After reading about Benny’s Gym’s short film, I knew that I had to see it myself.
Benny’s Gym’s first scene shows the eleven-year-old Alfred running from a gang of boys chasing him through the woods. It reminded me a bit of myself – as for some reason, I always got in trouble with the local ” school gang,” and it was my classmates and me running fast enough, which saved me from troubles. Alfred, in the film, unfortunately, is not that lucky…
He gets caught – one of the bullies – Benny notices the fantastic drawing skills of Alfred. He befriends Alfred – but wants to keep their friendship secret from his other friends. Their friendship is alike, one featured in another movie: Son of Rambow.
But mostly reminded me of a friend of mine and myself. You see, in a way, I am associating myself with Alfred – but that friend of mine was exactly like Benny – not only did he act that way – but he also looked alike.

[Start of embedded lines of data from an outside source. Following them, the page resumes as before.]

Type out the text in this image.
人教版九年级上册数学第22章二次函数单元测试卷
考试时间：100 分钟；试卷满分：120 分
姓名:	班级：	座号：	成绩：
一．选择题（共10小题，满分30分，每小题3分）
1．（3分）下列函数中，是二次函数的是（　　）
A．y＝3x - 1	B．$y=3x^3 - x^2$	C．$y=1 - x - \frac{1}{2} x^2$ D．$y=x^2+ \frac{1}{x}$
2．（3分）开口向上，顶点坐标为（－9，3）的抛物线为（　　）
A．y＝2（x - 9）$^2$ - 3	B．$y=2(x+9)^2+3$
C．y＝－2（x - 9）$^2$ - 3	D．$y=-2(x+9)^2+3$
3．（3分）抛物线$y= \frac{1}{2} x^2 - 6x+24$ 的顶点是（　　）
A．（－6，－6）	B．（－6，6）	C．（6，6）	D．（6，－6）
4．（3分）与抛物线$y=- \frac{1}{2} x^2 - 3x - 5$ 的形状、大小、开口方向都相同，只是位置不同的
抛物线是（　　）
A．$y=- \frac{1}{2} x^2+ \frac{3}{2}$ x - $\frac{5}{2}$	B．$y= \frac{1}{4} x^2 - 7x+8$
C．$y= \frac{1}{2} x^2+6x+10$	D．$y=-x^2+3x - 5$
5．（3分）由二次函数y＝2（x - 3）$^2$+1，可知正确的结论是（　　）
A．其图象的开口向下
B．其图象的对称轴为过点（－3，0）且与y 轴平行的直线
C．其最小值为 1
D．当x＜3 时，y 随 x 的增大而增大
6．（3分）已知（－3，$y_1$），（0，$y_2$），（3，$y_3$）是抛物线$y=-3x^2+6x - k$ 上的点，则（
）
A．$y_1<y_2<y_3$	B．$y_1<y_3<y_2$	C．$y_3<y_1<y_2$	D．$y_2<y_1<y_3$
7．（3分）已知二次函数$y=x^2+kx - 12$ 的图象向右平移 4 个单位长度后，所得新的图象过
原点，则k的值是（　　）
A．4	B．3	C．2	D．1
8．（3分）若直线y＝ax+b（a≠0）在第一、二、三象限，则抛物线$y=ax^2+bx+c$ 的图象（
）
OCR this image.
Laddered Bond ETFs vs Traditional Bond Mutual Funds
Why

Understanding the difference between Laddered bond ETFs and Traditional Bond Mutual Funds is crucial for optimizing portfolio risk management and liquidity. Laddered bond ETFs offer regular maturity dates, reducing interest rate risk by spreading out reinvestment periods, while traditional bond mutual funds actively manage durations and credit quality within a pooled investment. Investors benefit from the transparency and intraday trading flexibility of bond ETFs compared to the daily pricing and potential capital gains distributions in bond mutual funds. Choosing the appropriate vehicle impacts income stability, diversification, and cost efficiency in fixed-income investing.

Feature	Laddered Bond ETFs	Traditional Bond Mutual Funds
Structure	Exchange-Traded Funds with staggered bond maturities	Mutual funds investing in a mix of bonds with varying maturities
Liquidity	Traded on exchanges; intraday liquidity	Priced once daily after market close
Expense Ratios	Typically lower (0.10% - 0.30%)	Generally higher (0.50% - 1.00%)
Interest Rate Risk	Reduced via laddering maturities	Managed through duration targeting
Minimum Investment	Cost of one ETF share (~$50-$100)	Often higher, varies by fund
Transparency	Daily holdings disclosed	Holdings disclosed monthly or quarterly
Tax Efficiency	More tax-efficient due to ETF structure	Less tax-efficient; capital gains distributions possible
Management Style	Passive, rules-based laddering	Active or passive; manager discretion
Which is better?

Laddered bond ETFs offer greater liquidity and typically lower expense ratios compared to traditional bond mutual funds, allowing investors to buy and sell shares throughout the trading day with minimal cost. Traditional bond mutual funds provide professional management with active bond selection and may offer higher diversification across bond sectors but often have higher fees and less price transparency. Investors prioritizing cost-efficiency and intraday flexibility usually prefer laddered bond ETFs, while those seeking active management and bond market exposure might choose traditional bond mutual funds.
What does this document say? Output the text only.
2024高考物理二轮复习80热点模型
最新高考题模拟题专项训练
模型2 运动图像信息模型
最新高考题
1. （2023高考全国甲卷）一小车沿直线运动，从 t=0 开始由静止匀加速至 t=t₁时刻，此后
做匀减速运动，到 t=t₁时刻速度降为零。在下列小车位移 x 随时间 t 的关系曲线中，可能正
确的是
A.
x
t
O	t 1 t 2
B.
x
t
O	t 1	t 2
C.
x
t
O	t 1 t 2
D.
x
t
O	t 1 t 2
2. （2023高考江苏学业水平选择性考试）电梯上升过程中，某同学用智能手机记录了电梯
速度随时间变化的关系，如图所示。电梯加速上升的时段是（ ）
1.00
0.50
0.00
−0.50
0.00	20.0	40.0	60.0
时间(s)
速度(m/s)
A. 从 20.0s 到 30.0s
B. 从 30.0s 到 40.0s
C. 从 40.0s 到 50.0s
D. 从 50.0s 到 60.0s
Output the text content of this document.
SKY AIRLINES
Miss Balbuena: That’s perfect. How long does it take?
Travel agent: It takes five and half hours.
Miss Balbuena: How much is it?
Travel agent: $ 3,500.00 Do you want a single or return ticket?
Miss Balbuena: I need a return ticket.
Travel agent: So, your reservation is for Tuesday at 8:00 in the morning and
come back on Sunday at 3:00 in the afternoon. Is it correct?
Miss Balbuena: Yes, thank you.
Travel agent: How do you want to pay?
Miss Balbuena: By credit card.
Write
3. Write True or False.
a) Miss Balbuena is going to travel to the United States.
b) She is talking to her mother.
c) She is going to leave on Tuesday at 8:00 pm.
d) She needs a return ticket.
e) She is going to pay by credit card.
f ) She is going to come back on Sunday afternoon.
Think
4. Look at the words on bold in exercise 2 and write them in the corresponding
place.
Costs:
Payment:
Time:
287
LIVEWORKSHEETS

Both Atdhe Belegu Kim Erik Tena Eriksen are incredible in the leading roles. It was very moving to see these two boys carry out the large task of convincing their audience that they were indeed genuine in their actions. They did superbly. To watch Benny the Bully and see almost from the beginning that he was hurting inside and trying to cover his own need for love and acceptance with the rejection of others was portrayed without flaw. Of course, on the other side to see Alfred, who was not a pushover, only a very compassionate and caring boy who only fought when pushed too far, was projected perfectly. These two young actors are the highlight of the entire movie. The story was also quite convincing because it showed the hurts that can run so deep when you are that age and seek love and acceptance from everyone.
Benny’s Gym is an amazingly accomplished film, everything from its superb editing to the fantastic cinematography — especially all the hand-held camera work that is quite effective in the chase scenes. Both boys have a natural ability so that the expressions on their faces always convey their emotions quite well. Of course, they pretty much wear their emotions on their sleeves anyway, as the connection between them is sharp and somewhat raw. Excellent effort.
This Norwegian short film about abuse and marginality demonstrates that youth’s problems are the same everywhere in the globe and that as a society we’re failing to keep things balanced. There is a fantastic treble performance in the film – yet another extra, making it worth seeing.